For simplicity, say the game has 20 crates, each of which contains a random reward when the player opens it. If the probability of reward A is 50%:
$$P(A) = 0.5$$
Then the expected value would be 10 rewards total (not sure if I'm using the notation right, correct me if not):
$$E(A) = 20\cdot0.5 = 10$$
On different playthroughs, assuming a $2\sigma$ 95% confidence interval, you're likely to get between about 6 and 14 reward A's 95% of the time:
$$\sigma = \sqrt(0.25\cdot20)\approx2.24$$ $$E(A)+2\sigma=14.48$$ $$E(A)-2\sigma=5.52$$
Running random simulations bears that out, the results match the distribution.
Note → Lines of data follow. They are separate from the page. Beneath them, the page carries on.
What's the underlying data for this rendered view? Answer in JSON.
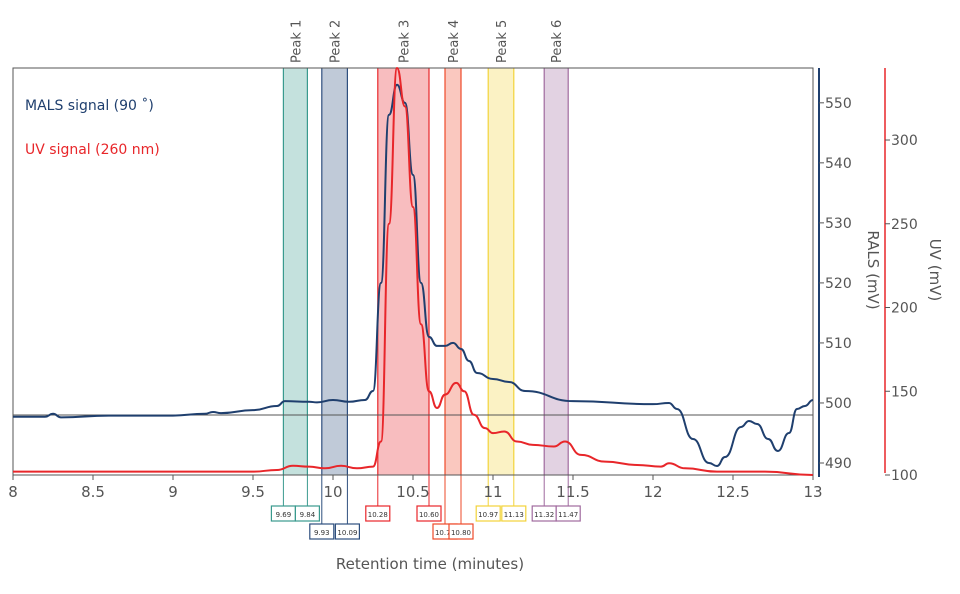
{
  "chart_data": {
    "type": "line",
    "xlabel": "Retention time (minutes)",
    "xlim": [
      8,
      13
    ],
    "xticks": [
      "8",
      "8.5",
      "9",
      "9.5",
      "10",
      "10.5",
      "11",
      "11.5",
      "12",
      "12.5",
      "13"
    ],
    "axes": {
      "rals": {
        "label": "RALS (mV)",
        "ylim": [
          488,
          555.8
        ],
        "ticks": [
          490,
          500,
          510,
          520,
          530,
          540,
          550
        ],
        "color": "#1f3f6e"
      },
      "uv": {
        "label": "UV (mV)",
        "ylim": [
          100,
          343
        ],
        "ticks": [
          100,
          150,
          200,
          250,
          300
        ],
        "color": "#e8262a"
      }
    },
    "legend_placement": "top-left",
    "grid": false,
    "reference_line_rals": 498,
    "series": [
      {
        "name": "MALS signal (90 ˚)",
        "axis": "rals",
        "color": "#1f3f6e",
        "x": [
          8,
          8.2,
          8.25,
          8.3,
          8.6,
          9,
          9.2,
          9.25,
          9.3,
          9.5,
          9.65,
          9.7,
          9.85,
          9.9,
          10,
          10.1,
          10.2,
          10.25,
          10.3,
          10.35,
          10.4,
          10.45,
          10.5,
          10.55,
          10.6,
          10.65,
          10.7,
          10.75,
          10.8,
          10.85,
          10.9,
          11,
          11.1,
          11.2,
          11.5,
          12,
          12.1,
          12.15,
          12.25,
          12.35,
          12.4,
          12.45,
          12.55,
          12.6,
          12.65,
          12.72,
          12.78,
          12.85,
          12.9,
          12.95,
          13
        ],
        "y": [
          497.7,
          497.7,
          498.2,
          497.6,
          497.9,
          497.9,
          498.2,
          498.5,
          498.3,
          498.8,
          499.5,
          500.3,
          500.2,
          500.1,
          500.5,
          500.2,
          500.5,
          502,
          520,
          548,
          553,
          550,
          538,
          520,
          511,
          509.5,
          509.5,
          510,
          509,
          507,
          505,
          504,
          503.5,
          502,
          500.3,
          499.8,
          500,
          499,
          494,
          490,
          489.5,
          491,
          496,
          497,
          496.5,
          494,
          492,
          495,
          499,
          499.5,
          500.5
        ]
      },
      {
        "name": "UV signal (260 nm)",
        "axis": "uv",
        "color": "#e8262a",
        "x": [
          8,
          8.5,
          9,
          9.5,
          9.65,
          9.75,
          9.85,
          9.95,
          10.05,
          10.15,
          10.25,
          10.3,
          10.35,
          10.4,
          10.45,
          10.5,
          10.55,
          10.6,
          10.65,
          10.7,
          10.77,
          10.82,
          10.88,
          10.95,
          11,
          11.07,
          11.15,
          11.25,
          11.38,
          11.45,
          11.55,
          11.7,
          11.9,
          12.05,
          12.1,
          12.2,
          12.4,
          12.7,
          13
        ],
        "y": [
          102,
          102,
          102,
          102,
          103,
          105.5,
          105,
          104,
          105.5,
          104,
          105,
          120,
          250,
          343,
          320,
          260,
          190,
          150,
          140,
          148,
          155,
          150,
          136,
          128,
          125,
          126,
          120,
          118,
          117,
          120,
          112,
          108,
          106,
          105,
          107,
          104,
          102,
          102,
          100
        ]
      }
    ],
    "peaks": [
      {
        "label": "Peak 1",
        "start": "9.69",
        "end": "9.84",
        "color": "#3a9a8e"
      },
      {
        "label": "Peak 2",
        "start": "9.93",
        "end": "10.09",
        "color": "#2e4f7e"
      },
      {
        "label": "Peak 3",
        "start": "10.28",
        "end": "10.60",
        "color": "#e8262a"
      },
      {
        "label": "Peak 4",
        "start": "10.70",
        "end": "10.80",
        "color": "#ee4a2a"
      },
      {
        "label": "Peak 5",
        "start": "10.97",
        "end": "11.13",
        "color": "#f2d33a"
      },
      {
        "label": "Peak 6",
        "start": "11.32",
        "end": "11.47",
        "color": "#a06a9e"
      }
    ]
  }
}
What I'm confused about is if reward B is rare, say:
$$P(B) = 0.01$$ $$E(B) = 0.2$$
Then the above math doesn't seem to fit:
$$\sigma \approx 2.24$$ $$E(B)+2\sigma=5.48$$ $$E(B)-2\sigma=-3.48 = 0$$
The likelihood of actually getting 5 reward B's on one playthrough, with an only 1% chance per container, would seem to be way less than 5%, so there must be some scale factor here than I'm missing that correlates the +/- margin of error with the actual probability of the event.
If anyone knows what I'm missing let me know!